RALEIGH, N.C. — The Army has approved a concert event organized by atheist and agnostic soldiers to take place next spring at Fort Bragg.
Organizers planned to hold the “Rock Beyond Belief” event this year, but they canceled after accusing Fort Bragg leadership of failing to provide the same level of support it gave to an evangelical Christian concert last fall.
Supporters hailed the Army’s decision.
“You know those goosebumps you get when your favorite song hits that sweet spot? I got those,” said Sgt. Justin Griffith, main organizer of the event and the military director of American Atheists.
“I was overcome with joy and a sense of vindication.”
The plan is to hold the event on March 31 at the main parade field at Fort Bragg, where the Christian-themed “Rock the Fort” concert was held.
Famed atheist Richard Dawkins is scheduled to appear, along with musicians, speakers and other entertainment.
“This just might be the turning point in our struggle for acceptance,” Sgt. Griffith said. “I mean it. I get letters daily from service members asking for advice on how to do something like what’s going on at Fort Bragg.”

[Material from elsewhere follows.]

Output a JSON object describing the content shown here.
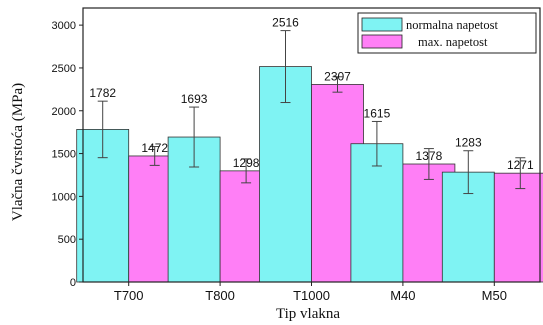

Final approval for the event came last week, Fort Bragg spokesman Ben Abel said.
The festival will get the same treatment from Fort Bragg that other groups receive, he said.
“Our logistical support will be the same as what we did for Rock the Fort,” he said, meaning Bragg will provide the venue, security and basic utilities. “That’s what we provide for any private organization.”
The event is partly a reaction to the Rock the Fort concert last fall, which was organized by the Billy Graham Evangelistic Association.
Groups like Americans United for the Separation of Church and State opposed the event, claiming the event was an unconstitutional use of military resources aimed at winning converts to Christianity.
The initial Rock Beyond Belief concert was scheduled to happen in April, but Sgt. Griffith called it off after saying Bragg leadership was not offering the same support it had given to the Christian event, which Fort Bragg leaders denied.
There were disagreements over the venue, the potential size of the crowd and promotional materials, but especially on the subject of funding.
This time around, organizers of the secular festival raised $50,000 for the event, which will pay for speakers and entertainers and other expenses.
“There is no going back in to the ‘atheist closet,’ ” said Sgt. Griffith, who has also organized a local chapter of Military Atheists and Secular Humanists for like-minded soldiers and veterans.
Fort Bragg, home to the U.S. Army Airborne and Special Forces, is one of the military’s largest bases.
It has about 58,000 uniformed military personnel and roughly 13,000 civilian workers.